DPR Panggil RSHS dan Unpad Terkait Kasus Pemerkosaan Dokter PPDS

Kasus pemerkosaan yang melibatkan seorang dokter program pendidikan dokter spesialis (PPDS) di RSUP Hasan Sadikin (RSHS) Bandung terhadap pendamping pasien terus menuai sorotan. Menanggapi insiden tragis ini, Komisi IX DPR Republik Indonesia segera mengambil langkah dengan merencanakan pemanggilan pihak RSHS dan Universitas Padjadjaran (Unpad) untuk mendapatkan klarifikasi dan melakukan evaluasi berkaitan dengan kejadian tersebut.

Anggota Komisi IX DPR, Melly Goeslaw, menyatakan bahwa pertemuan awal dengan manajemen RSHS dan Unpad telah dilaksanakan pada Senin, 14 April 2025, di Bandung. Dalam pertemuan tersebut, diskusi mengarah pada perbaikan regulasi dan penguatan sistem perlindungan pasien. “Habis ini saya akan sampaikan ke pimpinan Komisi IX untuk mengundang semua pihak ke DPR, untuk membicarakan terkait Undang-Undang Nomor 20 Tahun 2003 tentang Sistem Pendidikan Nasional (UU Sisdiknas) dan perbaikan regulasi,” ungkap Melly.

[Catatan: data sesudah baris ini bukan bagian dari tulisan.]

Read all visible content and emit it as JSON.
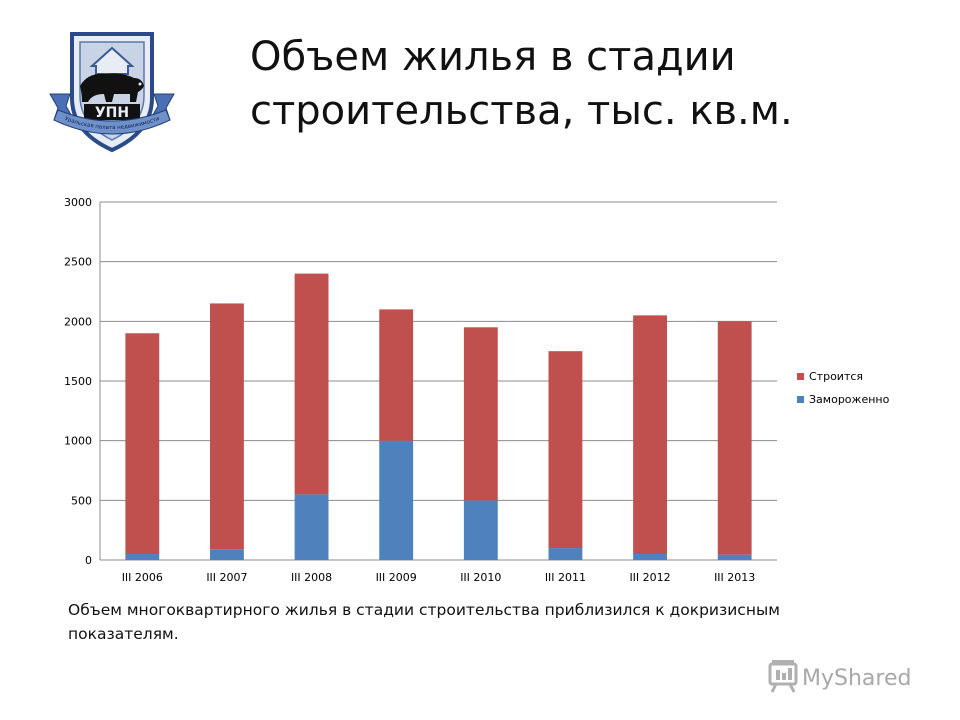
{
  "slide": {
    "title": "Объем жилья в стадии строительства, тыс. кв.м.",
    "caption": "Объем многоквартирного жилья в стадии строительства приблизился к докризисным показателям."
  },
  "logo": {
    "text": "УПН",
    "ribbon_text": "Уральская палата недвижимости",
    "icon": "bear-house-shield-logo"
  },
  "watermark": {
    "text": "MyShared",
    "icon": "presentation-board-icon"
  },
  "chart_data": {
    "type": "bar",
    "stacked": true,
    "categories": [
      "III 2006",
      "III 2007",
      "III 2008",
      "III 2009",
      "III 2010",
      "III 2011",
      "III 2012",
      "III 2013"
    ],
    "series": [
      {
        "name": "Замороженно",
        "color": "#4f81bd",
        "values": [
          50,
          90,
          550,
          1000,
          500,
          100,
          50,
          45
        ]
      },
      {
        "name": "Строится",
        "color": "#c0504d",
        "values": [
          1850,
          2060,
          1850,
          1100,
          1450,
          1650,
          2000,
          1955
        ]
      }
    ],
    "ylim": [
      0,
      3000
    ],
    "yticks": [
      0,
      500,
      1000,
      1500,
      2000,
      2500,
      3000
    ],
    "grid": true,
    "legend_position": "right",
    "legend_order": [
      "Строится",
      "Замороженно"
    ],
    "title": "",
    "xlabel": "",
    "ylabel": ""
  }
}
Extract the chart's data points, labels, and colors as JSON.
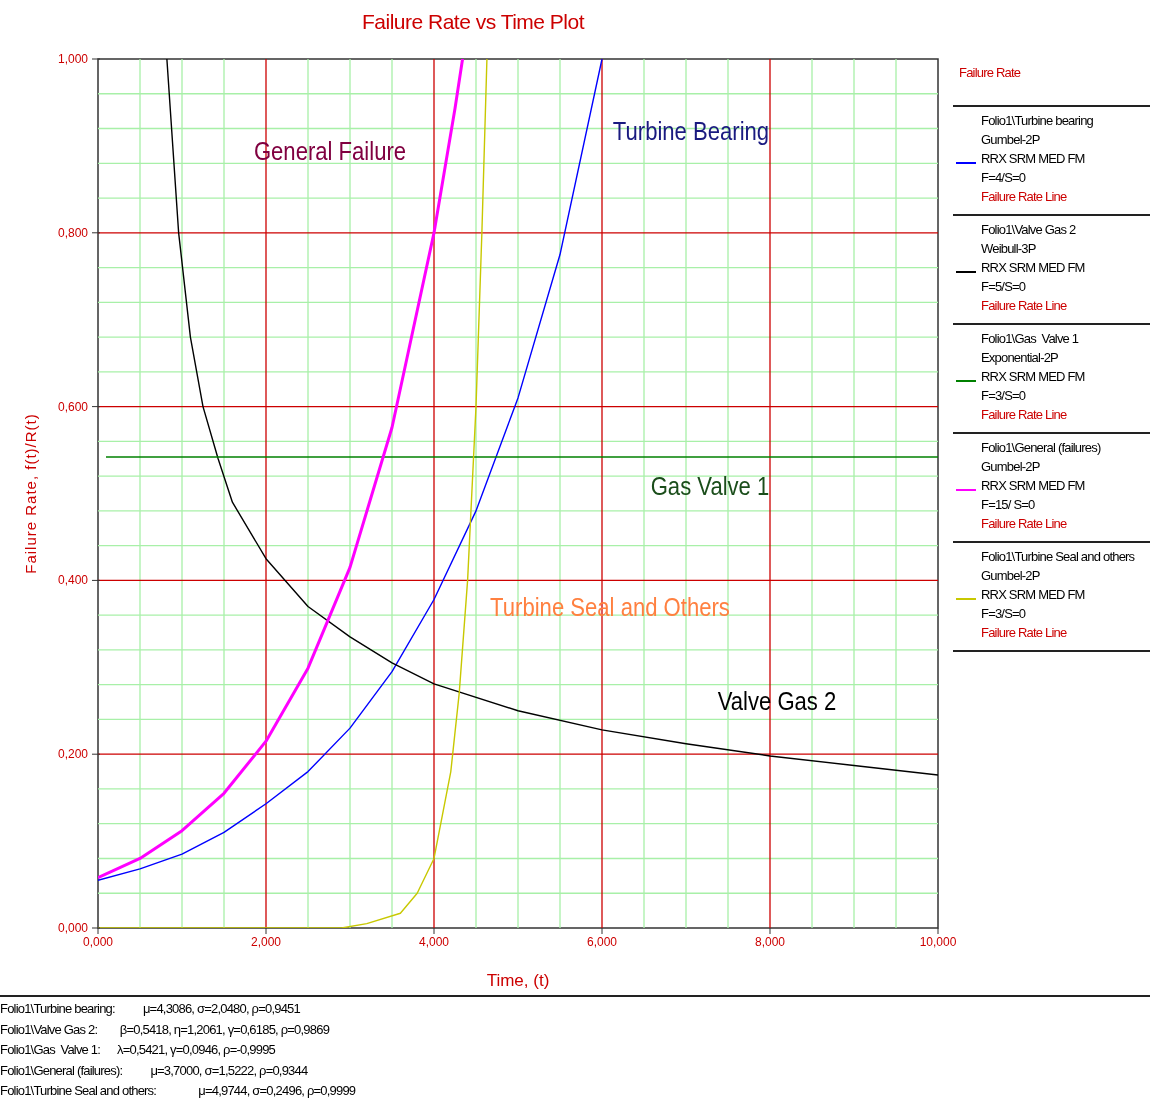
{
  "chart_data": {
    "type": "line",
    "title": "Failure Rate vs Time Plot",
    "xlabel": "Time, (t)",
    "ylabel": "Failure Rate, f(t)/R(t)",
    "legend_title": "Failure Rate",
    "legend": "right",
    "grid": true,
    "marker": "none",
    "line_style": "solid",
    "xlim": [
      0,
      10
    ],
    "xticks": [
      {
        "value": 0,
        "label": "0,000"
      },
      {
        "value": 0.5,
        "label": null
      },
      {
        "value": 1,
        "label": null
      },
      {
        "value": 1.5,
        "label": null
      },
      {
        "value": 2,
        "label": "2,000"
      },
      {
        "value": 2.5,
        "label": null
      },
      {
        "value": 3,
        "label": null
      },
      {
        "value": 3.5,
        "label": null
      },
      {
        "value": 4,
        "label": "4,000"
      },
      {
        "value": 4.5,
        "label": null
      },
      {
        "value": 5,
        "label": null
      },
      {
        "value": 5.5,
        "label": null
      },
      {
        "value": 6,
        "label": "6,000"
      },
      {
        "value": 6.5,
        "label": null
      },
      {
        "value": 7,
        "label": null
      },
      {
        "value": 7.5,
        "label": null
      },
      {
        "value": 8,
        "label": "8,000"
      },
      {
        "value": 8.5,
        "label": null
      },
      {
        "value": 9,
        "label": null
      },
      {
        "value": 9.5,
        "label": null
      },
      {
        "value": 10,
        "label": "10,000"
      }
    ],
    "ylim": [
      0,
      1
    ],
    "yticks": [
      {
        "value": 0,
        "label": "0,000"
      },
      {
        "value": 0.04,
        "label": null
      },
      {
        "value": 0.08,
        "label": null
      },
      {
        "value": 0.12,
        "label": null
      },
      {
        "value": 0.16,
        "label": null
      },
      {
        "value": 0.2,
        "label": "0,200"
      },
      {
        "value": 0.24,
        "label": null
      },
      {
        "value": 0.28,
        "label": null
      },
      {
        "value": 0.32,
        "label": null
      },
      {
        "value": 0.36,
        "label": null
      },
      {
        "value": 0.4,
        "label": "0,400"
      },
      {
        "value": 0.44,
        "label": null
      },
      {
        "value": 0.48,
        "label": null
      },
      {
        "value": 0.52,
        "label": null
      },
      {
        "value": 0.56,
        "label": null
      },
      {
        "value": 0.6,
        "label": "0,600"
      },
      {
        "value": 0.64,
        "label": null
      },
      {
        "value": 0.68,
        "label": null
      },
      {
        "value": 0.72,
        "label": null
      },
      {
        "value": 0.76,
        "label": null
      },
      {
        "value": 0.8,
        "label": "0,800"
      },
      {
        "value": 0.84,
        "label": null
      },
      {
        "value": 0.88,
        "label": null
      },
      {
        "value": 0.92,
        "label": null
      },
      {
        "value": 0.96,
        "label": null
      },
      {
        "value": 1,
        "label": "1,000"
      }
    ],
    "series": [
      {
        "name": "Folio1\\Turbine bearing\nGumbel-2P\nRRX SRM MED FM\nF=4/S=0\nFailure Rate Line",
        "color": "#0000ff",
        "x": [
          0,
          0.5,
          1,
          1.5,
          2,
          2.5,
          3,
          3.5,
          4,
          4.5,
          5,
          5.5,
          6
        ],
        "values": [
          0.055,
          0.068,
          0.085,
          0.11,
          0.143,
          0.18,
          0.23,
          0.295,
          0.378,
          0.48,
          0.61,
          0.775,
          1.0
        ]
      },
      {
        "name": "Folio1\\Valve Gas 2\nWeibull-3P\nRRX SRM MED FM\nF=5/S=0\nFailure Rate Line",
        "color": "#000000",
        "x": [
          0.82,
          0.96,
          1.1,
          1.25,
          1.43,
          1.6,
          2,
          2.5,
          3,
          3.5,
          4,
          5,
          6,
          7,
          8,
          9,
          10
        ],
        "values": [
          1.0,
          0.8,
          0.68,
          0.6,
          0.54,
          0.49,
          0.425,
          0.37,
          0.335,
          0.305,
          0.281,
          0.25,
          0.228,
          0.212,
          0.198,
          0.187,
          0.176
        ]
      },
      {
        "name": "Folio1\\Gas  Valve 1\nExponential-2P\nRRX SRM MED FM\nF=3/S=0\nFailure Rate Line",
        "color": "#008000",
        "x": [
          0.095,
          10
        ],
        "values": [
          0.542,
          0.542
        ]
      },
      {
        "name": "Folio1\\General (failures)\nGumbel-2P\nRRX SRM MED FM\nF=15/ S=0\nFailure Rate Line",
        "color": "#ff00ff",
        "x": [
          0,
          0.5,
          1,
          1.5,
          2,
          2.5,
          3,
          3.5,
          4,
          4.25,
          4.34
        ],
        "values": [
          0.058,
          0.08,
          0.112,
          0.155,
          0.215,
          0.299,
          0.415,
          0.576,
          0.8,
          0.943,
          1.0
        ]
      },
      {
        "name": "Folio1\\Turbine Seal and others\nGumbel-2P\nRRX SRM MED FM\nF=3/S=0\nFailure Rate Line",
        "color": "#c8c800",
        "x": [
          0,
          1,
          2,
          2.9,
          3.2,
          3.6,
          3.8,
          4,
          4.1,
          4.2,
          4.3,
          4.4,
          4.5,
          4.57,
          4.63
        ],
        "values": [
          0,
          0,
          0,
          0,
          0.005,
          0.017,
          0.04,
          0.08,
          0.13,
          0.18,
          0.27,
          0.4,
          0.6,
          0.8,
          1.0
        ]
      }
    ],
    "annotations": [
      "General Failure",
      "Turbine Bearing",
      "Gas Valve 1",
      "Turbine Seal and Others",
      "Valve Gas 2",
      "Folio1\\Turbine bearing:          μ=4,3086, σ=2,0480, ρ=0,9451",
      "Folio1\\Valve Gas 2:        β=0,5418, η=1,2061, γ=0,6185, ρ=0,9869",
      "Folio1\\Gas  Valve 1:      λ=0,5421, γ=0,0946, ρ=-0,9995",
      "Folio1\\General (failures):          μ=3,7000, σ=1,5222, ρ=0,9344",
      "Folio1\\Turbine Seal and others:               μ=4,9744, σ=0,2496, ρ=0,9999"
    ]
  }
}
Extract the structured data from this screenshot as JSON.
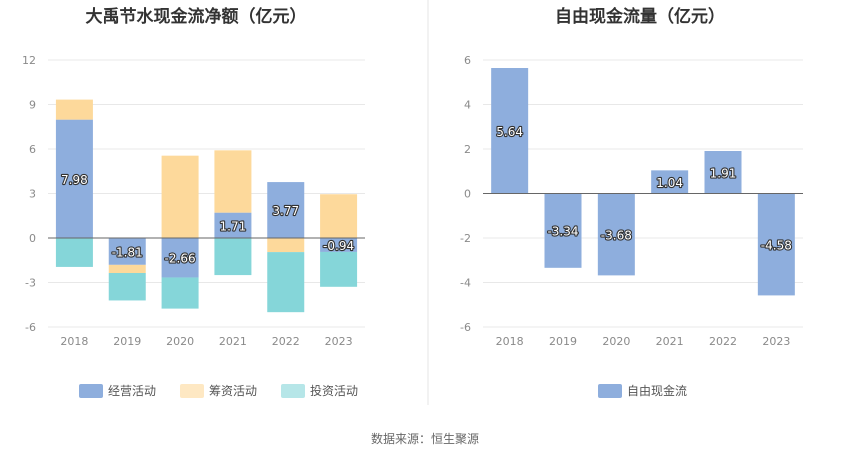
{
  "source": "数据来源：恒生聚源",
  "chart_data": [
    {
      "type": "bar",
      "stacked": true,
      "title": "大禹节水现金流净额（亿元）",
      "categories": [
        "2018",
        "2019",
        "2020",
        "2021",
        "2022",
        "2023"
      ],
      "ylim": [
        -6,
        12
      ],
      "yticks": [
        -6,
        -3,
        0,
        3,
        6,
        9,
        12
      ],
      "grid": true,
      "legend_position": "bottom",
      "series": [
        {
          "name": "经营活动",
          "color": "#8eaedd",
          "values": [
            7.98,
            -1.81,
            -2.66,
            1.71,
            3.77,
            -0.94
          ]
        },
        {
          "name": "筹资活动",
          "color": "#fdd99b",
          "values": [
            1.35,
            -0.55,
            5.55,
            4.2,
            -0.95,
            2.95
          ]
        },
        {
          "name": "投资活动",
          "color": "#85d6d9",
          "values": [
            -1.95,
            -1.85,
            -2.1,
            -2.5,
            -4.05,
            -2.35
          ]
        }
      ],
      "data_labels": [
        "7.98",
        "-1.81",
        "-2.66",
        "1.71",
        "3.77",
        "-0.94"
      ]
    },
    {
      "type": "bar",
      "title": "自由现金流量（亿元）",
      "categories": [
        "2018",
        "2019",
        "2020",
        "2021",
        "2022",
        "2023"
      ],
      "ylim": [
        -6,
        6
      ],
      "yticks": [
        -6,
        -4,
        -2,
        0,
        2,
        4,
        6
      ],
      "grid": true,
      "legend_position": "bottom",
      "series": [
        {
          "name": "自由现金流",
          "color": "#8eaedd",
          "values": [
            5.64,
            -3.34,
            -3.68,
            1.04,
            1.91,
            -4.58
          ]
        }
      ],
      "data_labels": [
        "5.64",
        "-3.34",
        "-3.68",
        "1.04",
        "1.91",
        "-4.58"
      ]
    }
  ]
}
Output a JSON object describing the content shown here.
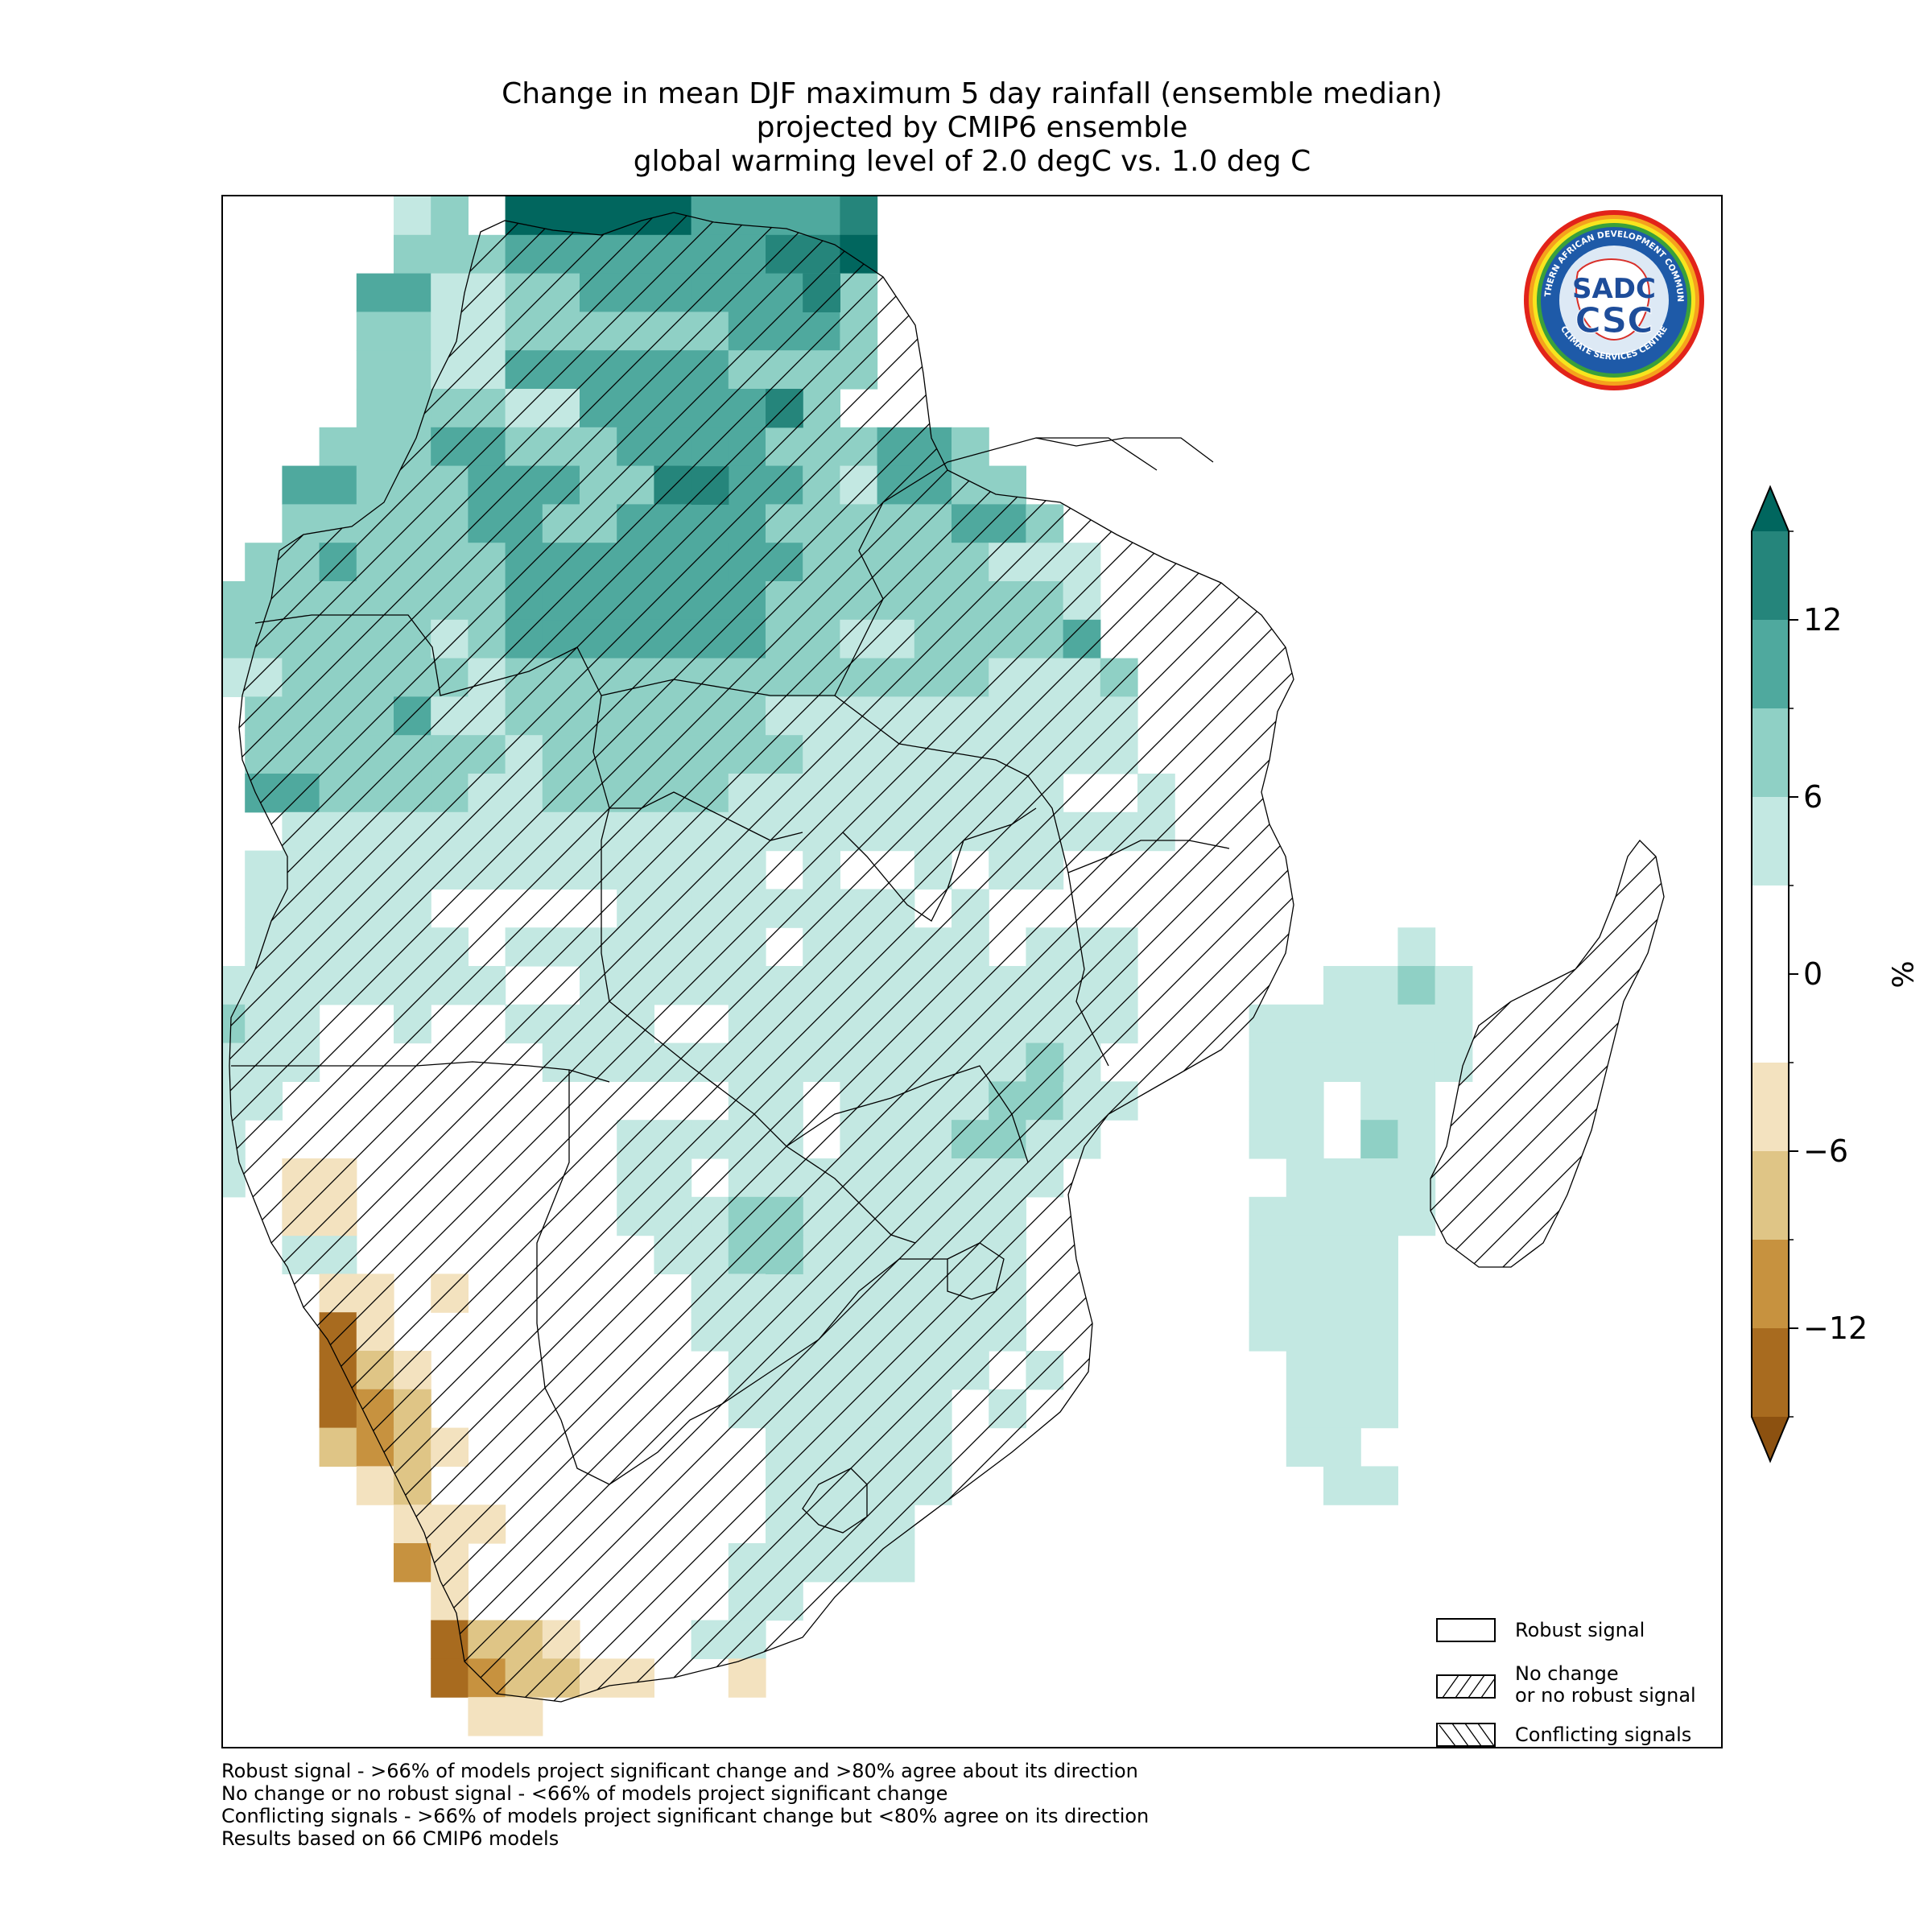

Kasus ini bukan hanya sekadar insiden kriminal, tetapi juga mencerminkan kegagalan dalam menjaga integritas dan keselamatan pasien di lingkungan rumah sakit. Melly menekankan bahwa pemanggilan RSHS dan Unpad difokuskan pada tiga hal utama: penguatan sistem perlindungan pasien, pengawasan lembaga pendidikan kedokteran, serta pencegahan agar kasus serupa tidak terulang di masa depan.

Dalam pernyataannya, Melly juga menegaskan bahwa semua pihak berkomitmen untuk mencegah terulangnya peristiwa serupa. “Ini jadi pembelajaran untuk universitas, rumah sakit, hingga masyarakat,” tegasnya. Dengan adanya keinginan untuk melaksanakan proses pemanggilan yang cepat, Melly menyatakan akan berkoordinasi segera dengan pimpinan untuk menentukan agenda rapat dengan RSHS dan Unpad.

Tindak lanjut dari kasus ini akan melibatkan tidak hanya Komisi IX, tetapi juga Komisi X DPR yang akan mengadakan rapat terbuka untuk membahas perbaikan sistem pendidikan kedokteran nasional. Hal ini menunjukkan bahwa DPR berupaya untuk lebih menyeluruh dalam menangani isu-isu yang berkaitan dengan pendidikan kedokteran, serta menjamin bahwa standar etika dan profesionalisme dokter dapat dijaga dengan baik.

Dalam masyarakat, kasus pemerkosaan ini menggugah keprihatinan yang lebih luas mengenai perlindungan bagi pasien, keamanan di fasilitas kesehatan, dan tanggung jawab lembaga pendidikan dalam mempersiapkan tenaga medis yang tidak hanya kompeten secara klinis tetapi juga memiliki etika yang tinggi.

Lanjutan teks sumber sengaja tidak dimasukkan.